Смех смехом, однако, нам по-видимому придется искать себе другое место, поскольку здесь шороху было наведено уже изрядно. Пока ребята развлекались травлей баек и обсуждением, кто больше отличился, я прикидывал маршрут, так, чтобы он проходил поблизости от населенных пунктов, в которых вполне могли быть расквартированы войска. А вдруг еще подвернется удачная возможность?
Тем более что припасы начали уже подходить к концу. И если продовольствия было еще много, то вот с порохом и свинцом для оружия дело обстояло похуже. Несмотря на обучение, все же халатность бойцы допускали. В одном бочонке порох отсырел, вроде бы и не слишком сильно, но гореть отказывался наотрез. А свинцовые пули вообще материал безвозвратный — не будешь же их вырезать из тел противника, когда к нему вовсю может подойти подкрепление.

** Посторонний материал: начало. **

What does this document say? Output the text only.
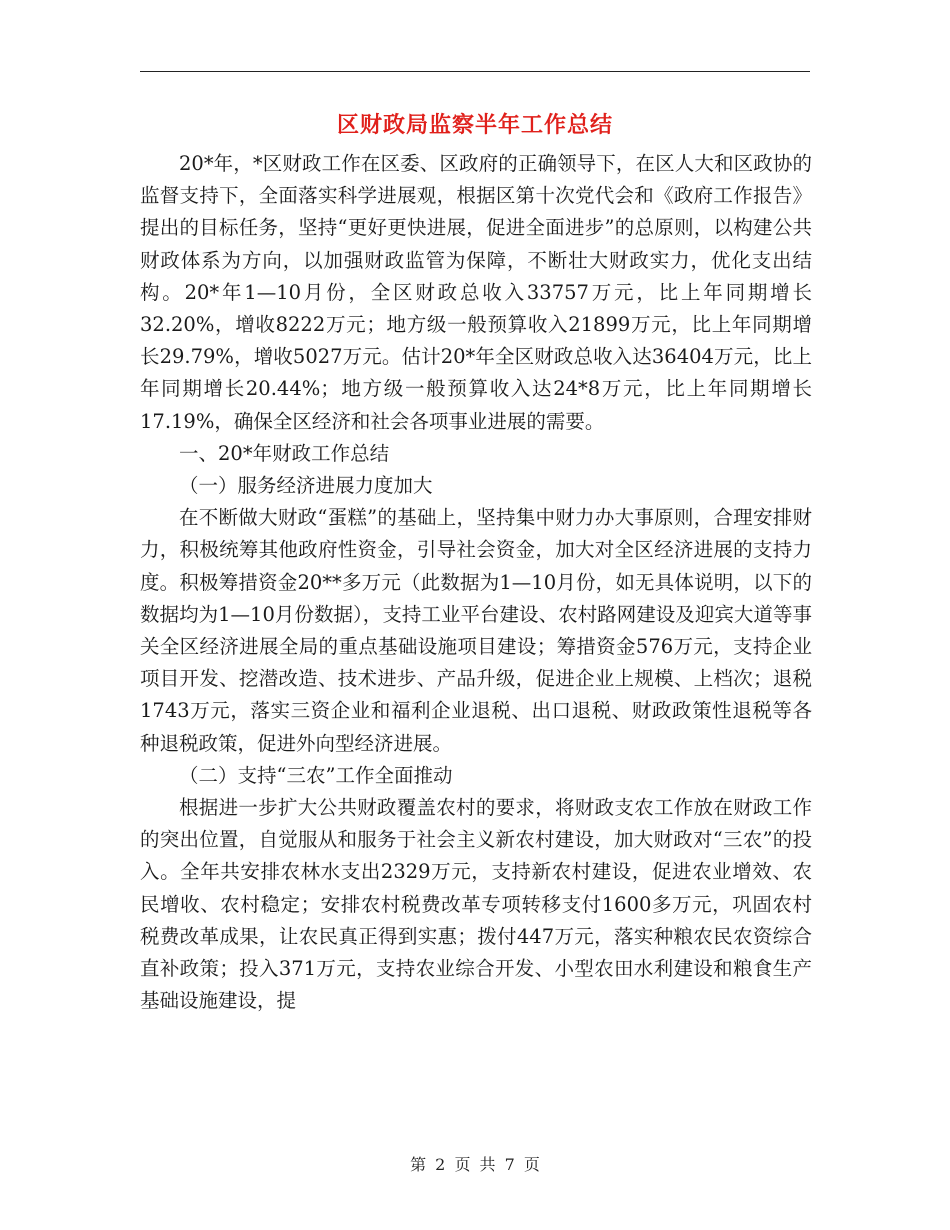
区财政局监察半年工作总结

20*年，*区财政工作在区委、区政府的正确领导下，在区人大和区政协的监督支持下，全面落实科学进展观，根据区第十次党代会和《政府工作报告》提出的目标任务，坚持“更好更快进展，促进全面进步”的总原则，以构建公共财政体系为方向，以加强财政监管为保障，不断壮大财政实力，优化支出结构。20*年1—10月份，全区财政总收入33757万元，比上年同期增长32.20%，增收8222万元；地方级一般预算收入21899万元，比上年同期增长29.79%，增收5027万元。估计20*年全区财政总收入达36404万元，比上年同期增长20.44%；地方级一般预算收入达24*8万元，比上年同期增长17.19%，确保全区经济和社会各项事业进展的需要。

一、20*年财政工作总结

（一）服务经济进展力度加大

在不断做大财政“蛋糕”的基础上，坚持集中财力办大事原则，合理安排财力，积极统筹其他政府性资金，引导社会资金，加大对全区经济进展的支持力度。积极筹措资金20**多万元（此数据为1—10月份，如无具体说明，以下的数据均为1—10月份数据），支持工业平台建设、农村路网建设及迎宾大道等事关全区经济进展全局的重点基础设施项目建设；筹措资金576万元，支持企业项目开发、挖潜改造、技术进步、产品升级，促进企业上规模、上档次；退税1743万元，落实三资企业和福利企业退税、出口退税、财政政策性退税等各种退税政策，促进外向型经济进展。

（二）支持“三农”工作全面推动

根据进一步扩大公共财政覆盖农村的要求，将财政支农工作放在财政工作的突出位置，自觉服从和服务于社会主义新农村建设，加大财政对“三农”的投入。全年共安排农林水支出2329万元，支持新农村建设，促进农业增效、农民增收、农村稳定；安排农村税费改革专项转移支付1600多万元，巩固农村税费改革成果，让农民真正得到实惠；拨付447万元，落实种粮农民农资综合直补政策；投入371万元，支持农业综合开发、小型农田水利建设和粮食生产基础设施建设，提

第 2 页 共 7 页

Весь следующий день я не трогал никого из людей, дав им заслуженный отдых. Только Сагитт и Изамуил, уже освоившийся в роли деревенского старосты, собрались со мной за одним столом. Вопрос на повестке дня стоял серьезный — будущее Изамуила и его соотечественников. Оставлять позади вчерашних противников — достаточно безрассудный поступок, который вполне может обернуться немалыми бедами. Но и оставаться караулить их здесь никак нельзя, Орден явно не будет медлить, а победив — позаботится обо всех, кто так или иначе противостоял ему, да и тех, кто отступил от генеральной линии не пощадит, как и всякая тоталитарная система, превратив их жизнь в местный филиал ада.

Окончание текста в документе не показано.